The Madras High Court refused to entirely strike down the Tamil Nadu Prohibition of Online Gambling and Regulation of Online Games Act, 2022. However, it did rule that the law will not apply to skill-based games such as online rummy and poker, providing a relief to online money gaming operators.
The state government, however, is free to formulate rules to regulate the time spent or age limits for these online money games, the division bench of Chief Justice Sanjay Gangapurwala and Justice Audikesavulu said.
“By reiterating that online rummy and online poker are games of skill, this decision by the Madras High Court is yet another validation of what the online skill gaming industry has always maintained in relation to online skill games being a legitimate business activity protected under the Constitution of India,” said Roland Landers, CEO of All India Gaming Federation (AIGF).

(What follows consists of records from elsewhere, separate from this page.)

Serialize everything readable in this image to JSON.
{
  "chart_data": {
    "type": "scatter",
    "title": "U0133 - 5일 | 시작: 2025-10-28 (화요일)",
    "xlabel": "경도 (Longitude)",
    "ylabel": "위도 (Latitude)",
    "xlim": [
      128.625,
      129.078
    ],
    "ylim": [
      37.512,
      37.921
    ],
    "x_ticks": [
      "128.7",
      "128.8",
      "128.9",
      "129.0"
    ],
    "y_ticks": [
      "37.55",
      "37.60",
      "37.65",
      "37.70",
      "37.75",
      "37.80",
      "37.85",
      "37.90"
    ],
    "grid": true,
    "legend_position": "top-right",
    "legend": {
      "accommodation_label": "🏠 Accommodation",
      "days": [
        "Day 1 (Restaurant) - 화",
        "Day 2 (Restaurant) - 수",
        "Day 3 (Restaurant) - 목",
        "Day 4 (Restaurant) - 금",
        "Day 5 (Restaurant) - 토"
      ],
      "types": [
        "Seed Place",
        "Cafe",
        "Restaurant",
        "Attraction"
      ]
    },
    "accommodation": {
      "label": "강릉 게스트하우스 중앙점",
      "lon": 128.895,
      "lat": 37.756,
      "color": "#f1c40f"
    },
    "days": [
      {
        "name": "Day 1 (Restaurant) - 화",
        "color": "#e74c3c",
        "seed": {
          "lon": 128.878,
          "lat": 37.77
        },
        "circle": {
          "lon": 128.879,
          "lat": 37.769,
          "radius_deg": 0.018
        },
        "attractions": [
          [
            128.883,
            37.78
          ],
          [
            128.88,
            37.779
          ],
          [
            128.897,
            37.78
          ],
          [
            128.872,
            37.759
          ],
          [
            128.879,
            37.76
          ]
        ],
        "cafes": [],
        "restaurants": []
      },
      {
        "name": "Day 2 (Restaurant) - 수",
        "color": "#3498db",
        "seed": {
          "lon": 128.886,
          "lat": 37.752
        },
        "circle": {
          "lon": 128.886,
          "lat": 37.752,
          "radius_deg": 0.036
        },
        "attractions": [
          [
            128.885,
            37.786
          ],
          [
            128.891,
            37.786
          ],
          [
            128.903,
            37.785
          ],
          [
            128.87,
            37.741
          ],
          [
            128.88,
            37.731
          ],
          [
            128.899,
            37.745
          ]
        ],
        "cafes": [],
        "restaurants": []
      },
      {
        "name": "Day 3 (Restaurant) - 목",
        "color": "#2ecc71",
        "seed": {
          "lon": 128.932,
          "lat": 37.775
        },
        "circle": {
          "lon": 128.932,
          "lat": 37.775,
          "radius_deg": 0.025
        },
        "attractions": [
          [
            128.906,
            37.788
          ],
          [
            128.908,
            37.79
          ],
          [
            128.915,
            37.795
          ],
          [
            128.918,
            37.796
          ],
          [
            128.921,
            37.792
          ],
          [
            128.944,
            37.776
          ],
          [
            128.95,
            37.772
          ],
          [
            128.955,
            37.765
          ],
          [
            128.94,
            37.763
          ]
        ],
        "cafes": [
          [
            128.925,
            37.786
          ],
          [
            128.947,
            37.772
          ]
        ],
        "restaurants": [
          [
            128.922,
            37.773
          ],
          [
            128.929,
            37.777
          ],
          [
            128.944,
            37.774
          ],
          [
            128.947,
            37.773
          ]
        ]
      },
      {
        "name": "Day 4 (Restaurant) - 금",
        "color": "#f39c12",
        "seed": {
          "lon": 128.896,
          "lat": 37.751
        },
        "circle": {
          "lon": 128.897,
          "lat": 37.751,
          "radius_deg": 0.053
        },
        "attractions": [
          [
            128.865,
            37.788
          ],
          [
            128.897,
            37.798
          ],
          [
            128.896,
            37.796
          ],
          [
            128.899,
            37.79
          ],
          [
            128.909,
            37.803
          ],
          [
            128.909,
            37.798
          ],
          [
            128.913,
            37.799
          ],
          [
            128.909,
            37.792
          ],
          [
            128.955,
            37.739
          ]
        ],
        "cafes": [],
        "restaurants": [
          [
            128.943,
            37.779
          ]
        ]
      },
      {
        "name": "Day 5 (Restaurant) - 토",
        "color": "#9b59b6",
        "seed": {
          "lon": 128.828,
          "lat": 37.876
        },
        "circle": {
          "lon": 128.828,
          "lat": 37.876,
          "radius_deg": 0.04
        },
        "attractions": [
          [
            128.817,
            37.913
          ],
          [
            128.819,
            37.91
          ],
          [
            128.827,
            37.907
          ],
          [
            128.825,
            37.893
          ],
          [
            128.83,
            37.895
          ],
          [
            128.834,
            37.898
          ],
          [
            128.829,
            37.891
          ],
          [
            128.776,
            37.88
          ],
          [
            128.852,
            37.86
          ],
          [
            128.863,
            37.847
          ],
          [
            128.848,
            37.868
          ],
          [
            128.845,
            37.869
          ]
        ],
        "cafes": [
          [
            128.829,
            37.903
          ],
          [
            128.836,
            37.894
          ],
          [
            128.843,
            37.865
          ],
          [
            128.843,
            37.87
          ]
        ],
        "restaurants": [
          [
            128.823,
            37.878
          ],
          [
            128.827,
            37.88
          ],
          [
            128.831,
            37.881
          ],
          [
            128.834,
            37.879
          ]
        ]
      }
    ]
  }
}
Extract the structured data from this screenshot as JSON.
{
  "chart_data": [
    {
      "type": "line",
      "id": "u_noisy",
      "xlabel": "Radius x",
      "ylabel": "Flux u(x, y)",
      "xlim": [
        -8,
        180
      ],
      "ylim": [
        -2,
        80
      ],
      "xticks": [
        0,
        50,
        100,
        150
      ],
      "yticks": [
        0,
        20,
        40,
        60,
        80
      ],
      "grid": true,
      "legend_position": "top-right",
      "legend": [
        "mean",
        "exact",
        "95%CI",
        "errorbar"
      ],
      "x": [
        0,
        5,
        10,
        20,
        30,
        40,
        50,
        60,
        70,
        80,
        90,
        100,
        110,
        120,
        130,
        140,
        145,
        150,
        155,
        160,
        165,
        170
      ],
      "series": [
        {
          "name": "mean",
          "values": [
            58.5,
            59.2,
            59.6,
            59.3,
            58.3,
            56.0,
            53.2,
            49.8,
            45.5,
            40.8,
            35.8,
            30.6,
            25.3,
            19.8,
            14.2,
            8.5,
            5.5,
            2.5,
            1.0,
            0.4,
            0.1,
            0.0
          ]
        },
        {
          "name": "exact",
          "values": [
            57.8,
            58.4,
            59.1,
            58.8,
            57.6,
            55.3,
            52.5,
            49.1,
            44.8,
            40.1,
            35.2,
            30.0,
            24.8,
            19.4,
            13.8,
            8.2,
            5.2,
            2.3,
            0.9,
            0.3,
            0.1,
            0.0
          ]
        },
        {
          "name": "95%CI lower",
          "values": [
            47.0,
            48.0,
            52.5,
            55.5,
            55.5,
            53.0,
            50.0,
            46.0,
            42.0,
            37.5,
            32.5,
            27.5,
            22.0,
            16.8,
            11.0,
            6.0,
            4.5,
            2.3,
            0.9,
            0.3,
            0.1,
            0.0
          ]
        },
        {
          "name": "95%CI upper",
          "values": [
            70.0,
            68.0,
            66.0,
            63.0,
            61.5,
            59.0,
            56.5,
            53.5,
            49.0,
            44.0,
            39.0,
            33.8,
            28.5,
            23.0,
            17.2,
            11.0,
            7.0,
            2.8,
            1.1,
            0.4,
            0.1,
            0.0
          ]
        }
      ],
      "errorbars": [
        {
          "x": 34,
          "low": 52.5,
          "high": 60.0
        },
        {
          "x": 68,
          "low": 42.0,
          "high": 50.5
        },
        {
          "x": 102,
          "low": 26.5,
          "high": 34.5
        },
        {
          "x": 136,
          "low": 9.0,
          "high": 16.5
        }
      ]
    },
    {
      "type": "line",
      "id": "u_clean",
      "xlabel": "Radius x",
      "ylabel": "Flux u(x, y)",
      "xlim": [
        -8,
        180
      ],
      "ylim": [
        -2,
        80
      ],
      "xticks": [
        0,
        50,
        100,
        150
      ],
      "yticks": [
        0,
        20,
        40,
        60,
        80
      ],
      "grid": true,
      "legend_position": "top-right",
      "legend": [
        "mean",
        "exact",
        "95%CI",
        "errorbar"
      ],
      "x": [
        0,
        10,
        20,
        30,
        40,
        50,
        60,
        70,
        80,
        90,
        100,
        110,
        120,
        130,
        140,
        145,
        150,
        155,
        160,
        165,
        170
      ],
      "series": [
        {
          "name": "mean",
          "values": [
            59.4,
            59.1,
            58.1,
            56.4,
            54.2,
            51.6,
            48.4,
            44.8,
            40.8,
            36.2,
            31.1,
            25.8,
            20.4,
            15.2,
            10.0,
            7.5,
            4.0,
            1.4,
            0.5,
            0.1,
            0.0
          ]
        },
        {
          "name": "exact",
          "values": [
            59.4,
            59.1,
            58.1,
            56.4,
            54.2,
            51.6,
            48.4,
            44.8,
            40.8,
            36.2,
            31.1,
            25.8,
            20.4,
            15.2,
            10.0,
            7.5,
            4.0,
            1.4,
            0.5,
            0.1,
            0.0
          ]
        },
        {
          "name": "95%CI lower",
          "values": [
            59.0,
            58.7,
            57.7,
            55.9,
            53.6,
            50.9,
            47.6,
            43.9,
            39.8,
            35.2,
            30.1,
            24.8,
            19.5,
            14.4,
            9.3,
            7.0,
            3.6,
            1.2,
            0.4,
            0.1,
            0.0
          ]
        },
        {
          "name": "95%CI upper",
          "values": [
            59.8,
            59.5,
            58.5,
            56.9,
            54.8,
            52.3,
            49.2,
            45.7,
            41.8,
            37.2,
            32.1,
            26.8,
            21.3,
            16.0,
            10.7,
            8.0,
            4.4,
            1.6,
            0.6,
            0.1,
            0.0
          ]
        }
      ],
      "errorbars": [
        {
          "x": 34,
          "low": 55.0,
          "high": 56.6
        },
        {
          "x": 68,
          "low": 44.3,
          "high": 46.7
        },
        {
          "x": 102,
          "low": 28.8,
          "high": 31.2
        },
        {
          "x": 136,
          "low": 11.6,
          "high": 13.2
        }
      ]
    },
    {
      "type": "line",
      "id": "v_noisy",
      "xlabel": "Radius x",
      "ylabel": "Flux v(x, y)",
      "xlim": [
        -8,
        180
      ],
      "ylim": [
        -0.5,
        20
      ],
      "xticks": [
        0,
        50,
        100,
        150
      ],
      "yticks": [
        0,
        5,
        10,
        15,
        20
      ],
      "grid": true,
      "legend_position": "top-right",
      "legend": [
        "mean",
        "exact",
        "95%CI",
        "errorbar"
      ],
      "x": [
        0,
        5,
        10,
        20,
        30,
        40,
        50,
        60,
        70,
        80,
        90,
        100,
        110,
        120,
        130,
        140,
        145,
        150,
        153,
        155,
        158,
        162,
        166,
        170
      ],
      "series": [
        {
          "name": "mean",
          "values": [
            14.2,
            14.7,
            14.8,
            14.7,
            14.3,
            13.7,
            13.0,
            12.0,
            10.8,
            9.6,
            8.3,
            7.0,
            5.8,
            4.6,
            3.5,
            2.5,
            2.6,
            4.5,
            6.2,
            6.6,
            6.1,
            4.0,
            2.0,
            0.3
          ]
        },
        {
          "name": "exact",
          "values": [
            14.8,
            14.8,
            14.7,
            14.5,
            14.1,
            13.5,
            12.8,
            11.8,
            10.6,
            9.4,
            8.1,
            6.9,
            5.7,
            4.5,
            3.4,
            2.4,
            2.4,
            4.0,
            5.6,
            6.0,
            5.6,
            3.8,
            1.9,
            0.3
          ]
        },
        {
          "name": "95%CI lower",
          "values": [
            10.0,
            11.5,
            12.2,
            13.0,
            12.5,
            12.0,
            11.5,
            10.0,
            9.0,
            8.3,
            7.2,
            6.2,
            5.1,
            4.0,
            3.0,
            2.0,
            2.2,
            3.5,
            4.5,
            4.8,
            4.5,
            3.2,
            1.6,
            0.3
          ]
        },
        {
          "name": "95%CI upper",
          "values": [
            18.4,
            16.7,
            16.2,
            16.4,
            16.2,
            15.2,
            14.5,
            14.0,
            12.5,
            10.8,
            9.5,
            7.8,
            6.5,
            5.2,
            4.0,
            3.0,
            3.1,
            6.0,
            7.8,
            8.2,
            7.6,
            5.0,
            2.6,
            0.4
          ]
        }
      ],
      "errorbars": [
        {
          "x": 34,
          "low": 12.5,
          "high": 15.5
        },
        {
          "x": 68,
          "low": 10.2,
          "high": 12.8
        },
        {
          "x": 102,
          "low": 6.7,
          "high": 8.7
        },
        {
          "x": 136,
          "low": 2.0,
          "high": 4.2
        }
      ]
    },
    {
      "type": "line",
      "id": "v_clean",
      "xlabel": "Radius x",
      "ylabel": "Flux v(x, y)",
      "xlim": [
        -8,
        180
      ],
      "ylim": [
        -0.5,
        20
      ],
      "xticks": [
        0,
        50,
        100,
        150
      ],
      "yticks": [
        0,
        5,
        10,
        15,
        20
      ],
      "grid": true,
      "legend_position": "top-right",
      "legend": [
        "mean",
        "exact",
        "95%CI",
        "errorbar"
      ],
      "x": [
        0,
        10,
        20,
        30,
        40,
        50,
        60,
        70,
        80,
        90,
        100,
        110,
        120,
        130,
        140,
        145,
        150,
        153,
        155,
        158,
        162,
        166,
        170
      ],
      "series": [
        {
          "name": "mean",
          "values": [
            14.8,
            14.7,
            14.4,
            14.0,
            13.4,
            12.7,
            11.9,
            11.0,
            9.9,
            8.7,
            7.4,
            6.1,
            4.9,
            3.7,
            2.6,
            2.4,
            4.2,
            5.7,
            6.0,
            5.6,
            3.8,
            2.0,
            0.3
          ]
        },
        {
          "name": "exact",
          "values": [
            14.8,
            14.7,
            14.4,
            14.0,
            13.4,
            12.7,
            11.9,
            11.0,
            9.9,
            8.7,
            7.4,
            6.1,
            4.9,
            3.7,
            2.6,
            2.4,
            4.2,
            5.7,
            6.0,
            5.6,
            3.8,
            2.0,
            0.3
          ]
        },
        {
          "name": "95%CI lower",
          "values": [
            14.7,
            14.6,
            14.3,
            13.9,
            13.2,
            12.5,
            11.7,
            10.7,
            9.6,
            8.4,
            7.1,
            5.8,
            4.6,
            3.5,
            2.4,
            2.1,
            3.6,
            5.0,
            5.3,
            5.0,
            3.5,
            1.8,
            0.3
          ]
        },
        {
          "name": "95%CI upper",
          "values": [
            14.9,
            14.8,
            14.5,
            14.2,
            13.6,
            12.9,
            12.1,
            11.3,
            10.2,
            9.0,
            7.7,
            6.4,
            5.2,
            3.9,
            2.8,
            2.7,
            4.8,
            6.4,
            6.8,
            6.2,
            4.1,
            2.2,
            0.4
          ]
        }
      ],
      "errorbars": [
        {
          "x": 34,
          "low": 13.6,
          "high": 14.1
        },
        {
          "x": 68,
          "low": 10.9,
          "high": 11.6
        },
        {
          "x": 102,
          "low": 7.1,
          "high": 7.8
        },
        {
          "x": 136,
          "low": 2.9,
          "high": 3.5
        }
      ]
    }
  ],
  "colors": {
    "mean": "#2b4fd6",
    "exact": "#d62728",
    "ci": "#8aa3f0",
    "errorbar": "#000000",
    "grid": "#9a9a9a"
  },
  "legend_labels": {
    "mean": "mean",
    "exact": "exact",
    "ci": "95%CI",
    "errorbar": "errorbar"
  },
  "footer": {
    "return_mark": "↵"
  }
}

AIGF claims to have over 100 members including skill-gaming companies and game developers across all formats and genres. Landers said this decision is a step in the right direction and will generate more certainty among investors and the gaming community at large, thereby providing a “great boost for this sunrise sector”.
This judgment however comes amid a turbulent time for the country’s real-money gaming industry that is navigating through a turbulent period posed by the government’s new 28 percent goods and services tax (GST) regime which became effective from October 1 and a slew of retrospective tax notices that have hit several skill-based gaming firms.
The government had banned online rummy and poker in the southern state earlier in April, terming them as online games of chance in the legislation, thereby bringing them under the purview of online gambling. Gambling is a state subject in India.
The legislation had led to several online rummy and poker platforms barring users from playing paid contests in the state. The Madras High Court had initially refused to grant an interim stay on the operation of the law in April 2023.
E-Gaming Federation represents prominent online rummy and poker operators such as Games24x7, Head Digital Works and Junglee Games. Saxena said that they are optimistic that these judgments will urge state governments to explore “more progressive” policy frameworks and regulatory structures for the sector.
This online gambling law came into being after Tamil Nadu chief minister MK Stalin set up a five-member committee led by retired Justice K Chandru to analyze the negative effects of these games and make recommendations for a new law prohibiting “online gambling games” on June 10, 2022.